#include<opencv2\opencv.hpp>
void colorReduce(cv::Mat &image, int div=64)
{
int nr= image.rows; // number of rows
int nc= image.cols * image.channels(); // total number of elements per line
for (int j=0; j<nr; j++)
{
// get the address of row j
//ptr:It is a template method that returns the address of row number j:
uchar* data= image.ptr<uchar>(j);
for (int i=0; i<nc; i++)
{
//we could have equivalently used pointer arithmetic to move from column to column
// process each pixel ---------------------
//data[i]= data[i]/div*div + div/2;
//data[i]= data[i]-data[i]%div + div/2;
// mask used to round the pixel value
int n=6;
uchar mask= 0xFF<<n;
data[i]=(data[i]&mask) + div/2;
// e.g. for div=16, mask= 0xF0
// end of pixel processing ----------------
}
}
}
int main(int argc,char* argv[])
{
cv::Mat pImg;
pImg=cv::imread("lena.jpg");
cv::namedWindow("Image");
cv::imshow("Image",pImg);
colorReduce(pImg);
cv::namedWindow("pImg");
cv::imshow("pImg",pImg);
cv::waitKey(0);
cv::destroyWindow("Image");
return 0;
}
color reduction is achieved by taking advantage of an integer division that floors the division result to the nearest lower integer:
data[i]= data[i]/div*div + div/2;
The reduced color could have also been computed using the modulo operator which brings us to the nearest multiple of div (the 1D reduction factor):
data[i]= data[i] – data[i]%div + div/2;
But this computation is a bit slower because it requires reading each pixel value twice.
Another option would be to use bitwise operators.

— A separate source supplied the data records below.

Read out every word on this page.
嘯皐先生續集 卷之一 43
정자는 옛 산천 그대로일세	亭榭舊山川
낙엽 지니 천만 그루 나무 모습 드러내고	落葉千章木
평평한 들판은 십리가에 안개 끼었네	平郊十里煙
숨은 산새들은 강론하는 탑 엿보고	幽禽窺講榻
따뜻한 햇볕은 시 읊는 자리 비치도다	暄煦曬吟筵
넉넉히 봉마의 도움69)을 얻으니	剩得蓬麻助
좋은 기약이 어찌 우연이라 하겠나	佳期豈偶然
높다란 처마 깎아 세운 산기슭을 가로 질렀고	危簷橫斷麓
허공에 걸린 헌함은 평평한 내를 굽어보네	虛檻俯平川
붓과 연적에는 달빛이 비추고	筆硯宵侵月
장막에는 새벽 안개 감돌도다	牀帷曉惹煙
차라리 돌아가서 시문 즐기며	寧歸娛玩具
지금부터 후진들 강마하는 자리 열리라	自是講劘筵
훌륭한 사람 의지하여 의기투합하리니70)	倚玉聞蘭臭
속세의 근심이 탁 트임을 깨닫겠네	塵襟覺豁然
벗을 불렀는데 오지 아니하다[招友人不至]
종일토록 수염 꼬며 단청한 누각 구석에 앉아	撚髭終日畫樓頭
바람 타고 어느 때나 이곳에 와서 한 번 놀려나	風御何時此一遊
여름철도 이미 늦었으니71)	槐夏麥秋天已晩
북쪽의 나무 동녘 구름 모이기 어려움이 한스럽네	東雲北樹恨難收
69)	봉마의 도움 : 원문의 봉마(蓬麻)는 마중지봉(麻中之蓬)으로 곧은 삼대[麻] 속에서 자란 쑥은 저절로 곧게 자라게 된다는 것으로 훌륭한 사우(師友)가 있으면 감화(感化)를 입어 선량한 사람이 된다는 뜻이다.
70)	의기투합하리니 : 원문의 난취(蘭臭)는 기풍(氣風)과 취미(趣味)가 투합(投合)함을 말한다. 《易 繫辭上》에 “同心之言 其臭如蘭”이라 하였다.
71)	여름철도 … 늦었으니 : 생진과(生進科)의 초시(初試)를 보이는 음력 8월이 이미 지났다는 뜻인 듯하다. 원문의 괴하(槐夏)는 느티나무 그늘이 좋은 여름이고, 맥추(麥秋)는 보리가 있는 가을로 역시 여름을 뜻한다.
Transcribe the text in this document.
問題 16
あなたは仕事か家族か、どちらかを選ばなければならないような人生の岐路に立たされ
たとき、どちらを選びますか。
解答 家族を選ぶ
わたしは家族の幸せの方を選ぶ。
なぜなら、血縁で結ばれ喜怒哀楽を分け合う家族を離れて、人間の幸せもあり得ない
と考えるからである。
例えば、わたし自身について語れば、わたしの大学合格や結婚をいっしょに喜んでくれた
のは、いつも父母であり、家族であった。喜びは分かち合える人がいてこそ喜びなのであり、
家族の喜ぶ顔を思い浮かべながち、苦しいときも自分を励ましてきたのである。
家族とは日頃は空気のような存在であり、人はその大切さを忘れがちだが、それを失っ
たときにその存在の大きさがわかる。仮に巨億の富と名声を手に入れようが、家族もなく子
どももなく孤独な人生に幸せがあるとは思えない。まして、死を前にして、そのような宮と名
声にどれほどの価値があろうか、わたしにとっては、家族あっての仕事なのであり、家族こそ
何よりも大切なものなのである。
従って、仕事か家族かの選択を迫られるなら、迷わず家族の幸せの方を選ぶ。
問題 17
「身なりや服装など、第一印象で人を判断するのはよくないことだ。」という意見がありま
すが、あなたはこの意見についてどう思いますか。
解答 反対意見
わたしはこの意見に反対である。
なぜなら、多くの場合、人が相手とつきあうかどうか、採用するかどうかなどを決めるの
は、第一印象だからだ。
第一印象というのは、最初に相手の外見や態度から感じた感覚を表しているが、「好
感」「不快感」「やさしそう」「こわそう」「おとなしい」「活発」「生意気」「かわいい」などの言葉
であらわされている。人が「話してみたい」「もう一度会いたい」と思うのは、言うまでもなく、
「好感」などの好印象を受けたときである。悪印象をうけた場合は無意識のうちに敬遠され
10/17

Indeed, if we restrict the reduction factor to a power of 2, that is, div=pow(2,n), then masking the first n bits of the pixel value would give us the nearest lower multiple of
div. This mask would be computed by a simple bit shift:
// mask used to round the pixel value
uchar mask= 0xFF<<n;
// e.g. for div=16, mask= 0xF0
The color reduction would be given by:
data[i]= (data[i]&mask) + div/2;
In general, bitwise operations lead to very efficient code, so they could constitute a powerful alternative when efficiency is a requirement.